Surprisingly, he may find it easier than some of his other immigration control attempts, assuming that COVID-19 deaths across the country begin to rise.

Trump can identify and exclude aliens at ports of entry who have the coronavirus

Setting economic consequences aside, keeping visitors with coronavirus out would be relatively easy.

In the midst of a major coronavirus pandemic, Trump could require a medical examination of every alien who wants to enter the United States. The examination could be performed by authorized physicians in their home country before the alien travels to the United States.

Medical exams usually are just required of aliens seeking admission as permanent residents. Nonimmigrant visitorsnormally do not have to have a medical exam. A medical exam, however, can be required of any alien if there is reason to think that he or she may be inadmissible on health-related grounds.
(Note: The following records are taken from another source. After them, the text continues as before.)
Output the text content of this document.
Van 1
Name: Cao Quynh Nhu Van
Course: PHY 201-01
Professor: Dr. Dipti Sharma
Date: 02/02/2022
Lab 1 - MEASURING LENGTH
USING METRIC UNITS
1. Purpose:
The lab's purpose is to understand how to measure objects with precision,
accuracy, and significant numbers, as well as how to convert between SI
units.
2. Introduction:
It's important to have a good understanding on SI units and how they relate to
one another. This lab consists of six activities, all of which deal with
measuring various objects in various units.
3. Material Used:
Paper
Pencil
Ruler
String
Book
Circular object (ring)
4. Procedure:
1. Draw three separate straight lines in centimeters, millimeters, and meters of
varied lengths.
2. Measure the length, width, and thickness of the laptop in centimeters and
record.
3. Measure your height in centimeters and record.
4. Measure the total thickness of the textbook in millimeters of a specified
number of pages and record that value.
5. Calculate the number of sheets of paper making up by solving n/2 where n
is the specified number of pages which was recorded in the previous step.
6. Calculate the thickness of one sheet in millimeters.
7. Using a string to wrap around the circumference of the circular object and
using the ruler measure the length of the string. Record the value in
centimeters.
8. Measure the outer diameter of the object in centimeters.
Aliens who have a communicable disease of public health significance, such as COVID-19, are inadmissible under 8 USC §1182(a)(1)(A)(i).
8 USC §1182(g) provides a discretionary waiver for this exclusion ground, but it is limited to aliens who have a specified relationship with a United States citizen or a lawful permanent resident, or an alien who has been issued an immigrant visa and aliens who are VAWA self-petitioners.
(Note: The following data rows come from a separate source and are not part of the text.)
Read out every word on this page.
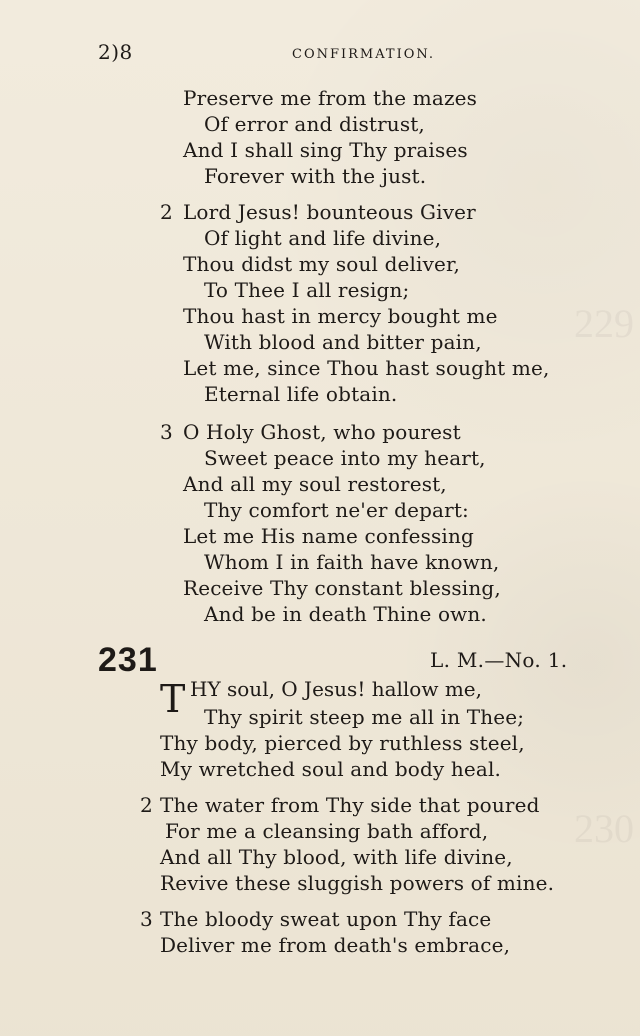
229
230
2)8	CONFIRMATION.
Preserve me from the mazes
Of error and distrust,
And I shall sing Thy praises
Forever with the just.
2 Lord Jesus! bounteous Giver
Of light and life divine,
Thou didst my soul deliver,
To Thee I all resign;
Thou hast in mercy bought me
With blood and bitter pain,
Let me, since Thou hast sought me,
Eternal life obtain.
3 O Holy Ghost, who pourest
Sweet peace into my heart,
And all my soul restorest,
Thy comfort ne'er depart:
Let me His name confessing
Whom I in faith have known,
Receive Thy constant blessing,
And be in death Thine own.
231	L. M.—No. 1.
T HY soul, O Jesus! hallow me,
Thy spirit steep me all in Thee;
Thy body, pierced by ruthless steel,
My wretched soul and body heal.
2 The water from Thy side that poured
For me a cleansing bath afford,
And all Thy blood, with life divine,
Revive these sluggish powers of mine.
3 The bloody sweat upon Thy face
Deliver me from death's embrace,
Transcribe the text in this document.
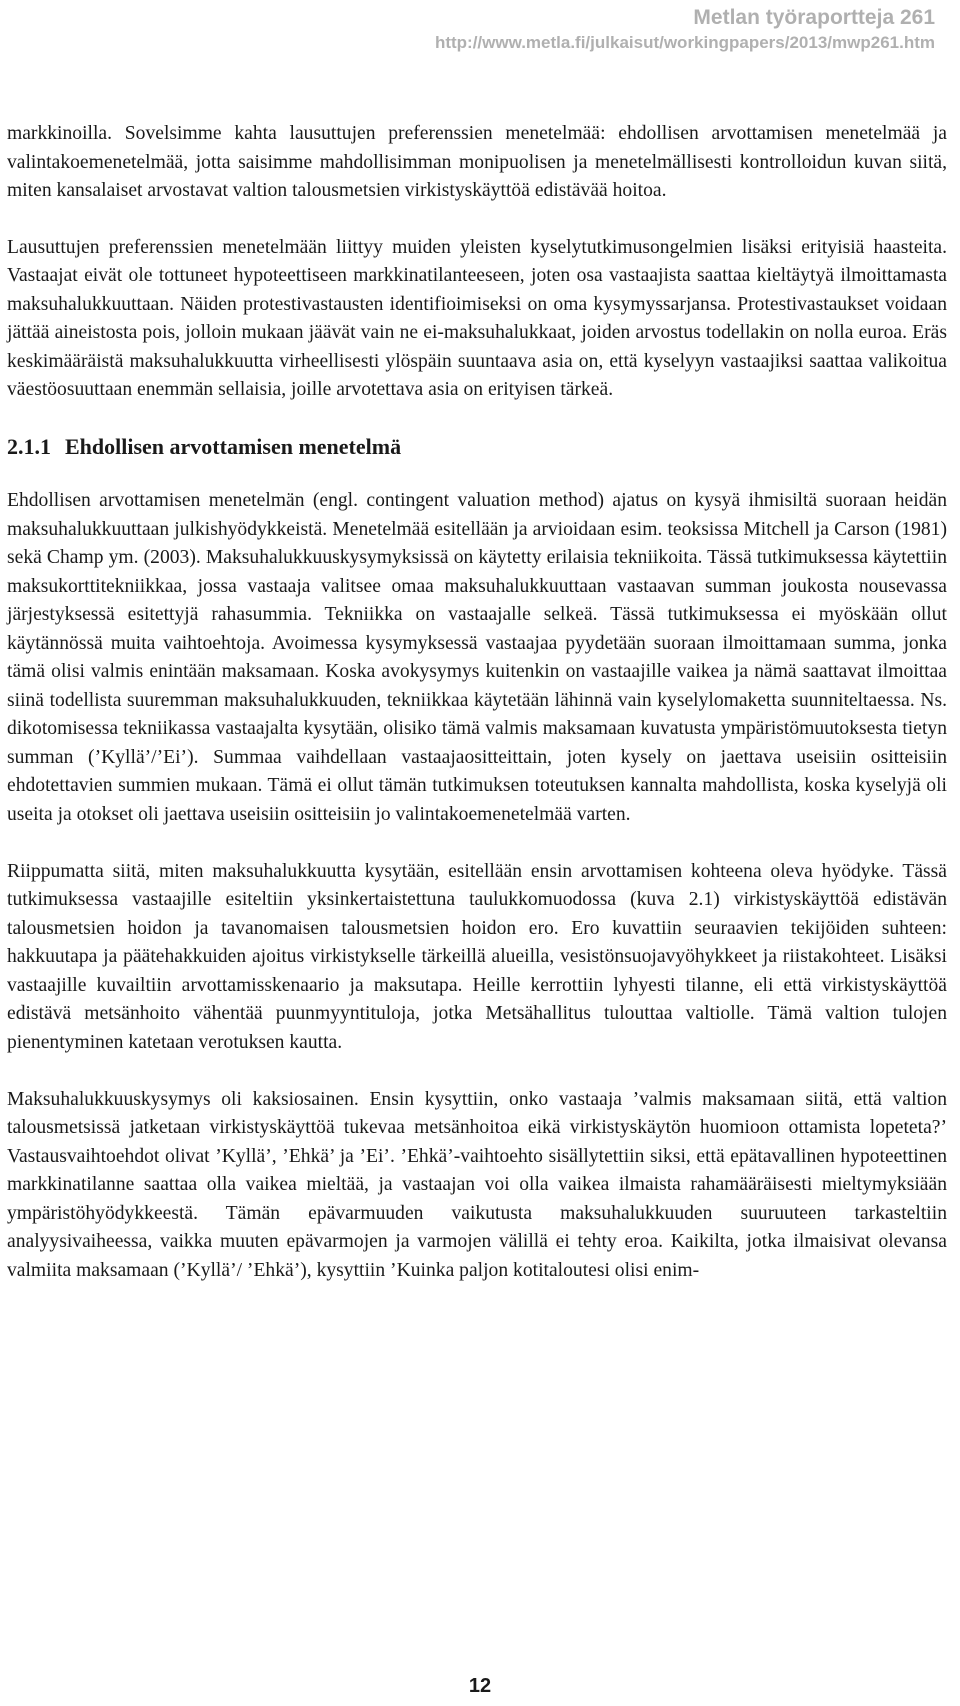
Metlan työraportteja 261
http://www.metla.fi/julkaisut/workingpapers/2013/mwp261.htm

markkinoilla. Sovelsimme kahta lausuttujen preferenssien menetelmää: ehdollisen arvottamisen menetelmää ja valintakoemenetelmää, jotta saisimme mahdollisimman monipuolisen ja menetelmällisesti kontrolloidun kuvan siitä, miten kansalaiset arvostavat valtion talousmetsien virkistyskäyttöä edistävää hoitoa.

Lausuttujen preferenssien menetelmään liittyy muiden yleisten kyselytutkimusongelmien lisäksi erityisiä haasteita. Vastaajat eivät ole tottuneet hypoteettiseen markkinatilanteeseen, joten osa vastaajista saattaa kieltäytyä ilmoittamasta maksuhalukkuuttaan. Näiden protestivastausten identifioimiseksi on oma kysymyssarjansa. Protestivastaukset voidaan jättää aineistosta pois, jolloin mukaan jäävät vain ne ei-maksuhalukkaat, joiden arvostus todellakin on nolla euroa. Eräs keskimääräistä maksuhalukkuutta virheellisesti ylöspäin suuntaava asia on, että kyselyyn vastaajiksi saattaa valikoitua väestöosuuttaan enemmän sellaisia, joille arvotettava asia on erityisen tärkeä.

2.1.1 Ehdollisen arvottamisen menetelmä

Ehdollisen arvottamisen menetelmän (engl. contingent valuation method) ajatus on kysyä ihmisiltä suoraan heidän maksuhalukkuuttaan julkishyödykkeistä. Menetelmää esitellään ja arvioidaan esim. teoksissa Mitchell ja Carson (1981) sekä Champ ym. (2003). Maksuhalukkuuskysymyksissä on käytetty erilaisia tekniikoita. Tässä tutkimuksessa käytettiin maksukorttitekniikkaa, jossa vastaaja valitsee omaa maksuhalukkuuttaan vastaavan summan joukosta nousevassa järjestyksessä esitettyjä rahasummia. Tekniikka on vastaajalle selkeä. Tässä tutkimuksessa ei myöskään ollut käytännössä muita vaihtoehtoja. Avoimessa kysymyksessä vastaajaa pyydetään suoraan ilmoittamaan summa, jonka tämä olisi valmis enintään maksamaan. Koska avokysymys kuitenkin on vastaajille vaikea ja nämä saattavat ilmoittaa siinä todellista suuremman maksuhalukkuuden, tekniikkaa käytetään lähinnä vain kyselylomaketta suunniteltaessa. Ns. dikotomisessa tekniikassa vastaajalta kysytään, olisiko tämä valmis maksamaan kuvatusta ympäristömuutoksesta tietyn summan (’Kyllä’/’Ei’). Summaa vaihdellaan vastaajaositteittain, joten kysely on jaettava useisiin ositteisiin ehdotettavien summien mukaan. Tämä ei ollut tämän tutkimuksen toteutuksen kannalta mahdollista, koska kyselyjä oli useita ja otokset oli jaettava useisiin ositteisiin jo valintakoemenetelmää varten.

Riippumatta siitä, miten maksuhalukkuutta kysytään, esitellään ensin arvottamisen kohteena oleva hyödyke. Tässä tutkimuksessa vastaajille esiteltiin yksinkertaistettuna taulukkomuodossa (kuva 2.1) virkistyskäyttöä edistävän talousmetsien hoidon ja tavanomaisen talousmetsien hoidon ero. Ero kuvattiin seuraavien tekijöiden suhteen: hakkuutapa ja päätehakkuiden ajoitus virkistykselle tärkeillä alueilla, vesistönsuojavyöhykkeet ja riistakohteet. Lisäksi vastaajille kuvailtiin arvottamisskenaario ja maksutapa. Heille kerrottiin lyhyesti tilanne, eli että virkistyskäyttöä edistävä metsänhoito vähentää puunmyyntituloja, jotka Metsähallitus tulouttaa valtiolle. Tämä valtion tulojen pienentyminen katetaan verotuksen kautta.

Maksuhalukkuuskysymys oli kaksiosainen. Ensin kysyttiin, onko vastaaja ’valmis maksamaan siitä, että valtion talousmetsissä jatketaan virkistyskäyttöä tukevaa metsänhoitoa eikä virkistyskäytön huomioon ottamista lopeteta?’ Vastausvaihtoehdot olivat ’Kyllä’, ’Ehkä’ ja ’Ei’. ’Ehkä’-vaihtoehto sisällytettiin siksi, että epätavallinen hypoteettinen markkinatilanne saattaa olla vaikea mieltää, ja vastaajan voi olla vaikea ilmaista rahamääräisesti mieltymyksiään ympäristöhyödykkeestä. Tämän epävarmuuden vaikutusta maksuhalukkuuden suuruuteen tarkasteltiin analyysivaiheessa, vaikka muuten epävarmojen ja varmojen välillä ei tehty eroa. Kaikilta, jotka ilmaisivat olevansa valmiita maksamaan (’Kyllä’/ ’Ehkä’), kysyttiin ’Kuinka paljon kotitaloutesi olisi enim-

12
Aliens who are here unlawfully present a much greater challenge

A study performed by three Yale-affiliated researchers using mathematical modeling on a range of demographic and immigration operations data indicates that there likely are more than 22.1 million undocumented aliens in the United States, many of whom will be infected by COVID-19 as it spreads throughout the country. They are already here, and their impact on the coronavirus issue won’t become evident until they get sick — more of which in a moment.
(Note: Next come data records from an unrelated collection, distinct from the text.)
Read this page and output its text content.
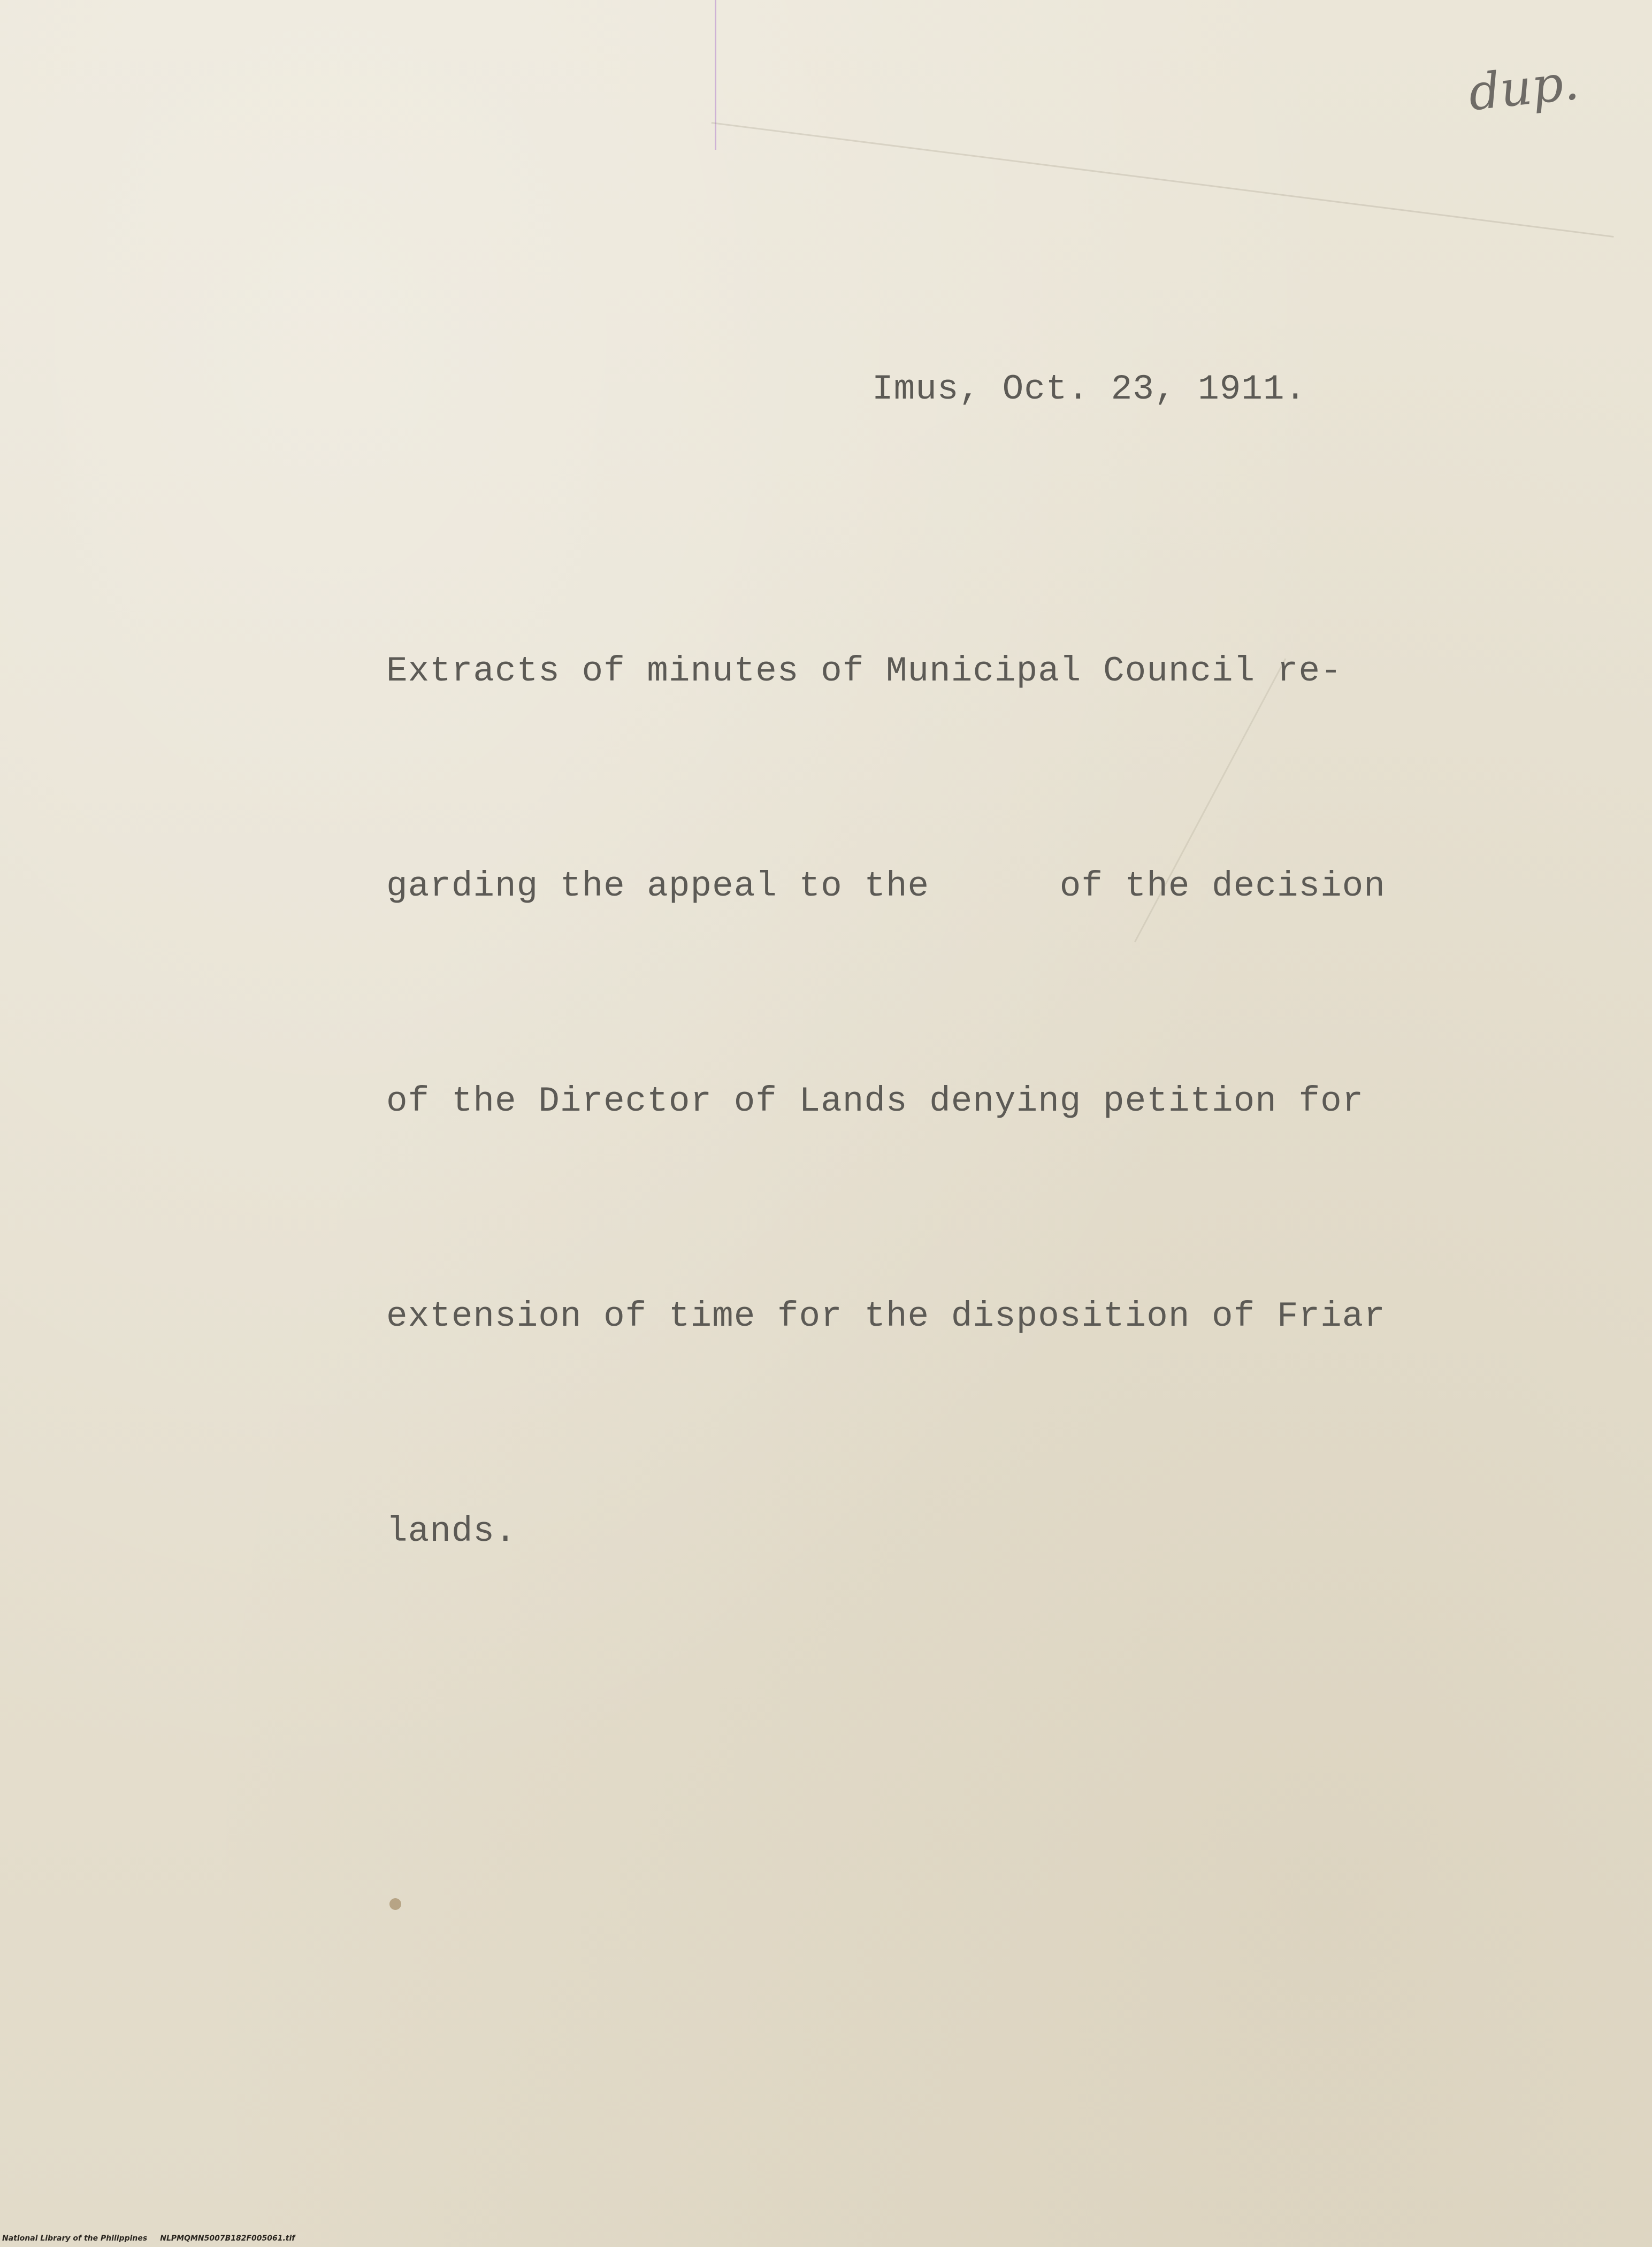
dup.
Imus, Oct. 23, 1911.

Extracts of minutes of Municipal Council re-

garding the appeal to the      of the decision

of the Director of Lands denying petition for

extension of time for the disposition of Friar

lands.

National Library of the Philippines NLPMQMN5007B182F005061.tif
Read more at https://thehill.com/opinion/immigrat...rvive-covid-19

Published originally on The Hill.

Nolan Rappaport was detailed to the House Judiciary Committee as an executive branch immigration law expert for three years. He subsequently served as an immigration counsel for the Subcommittee on Immigration, Border Security and Claims for four years. Prior to working on the Judiciary Committee, he wrote decisions for the Board of Immigration Appeals for 20 years. Follow him on Twitter @NolanR1 or at https://nolanrappaport.blogspot.com.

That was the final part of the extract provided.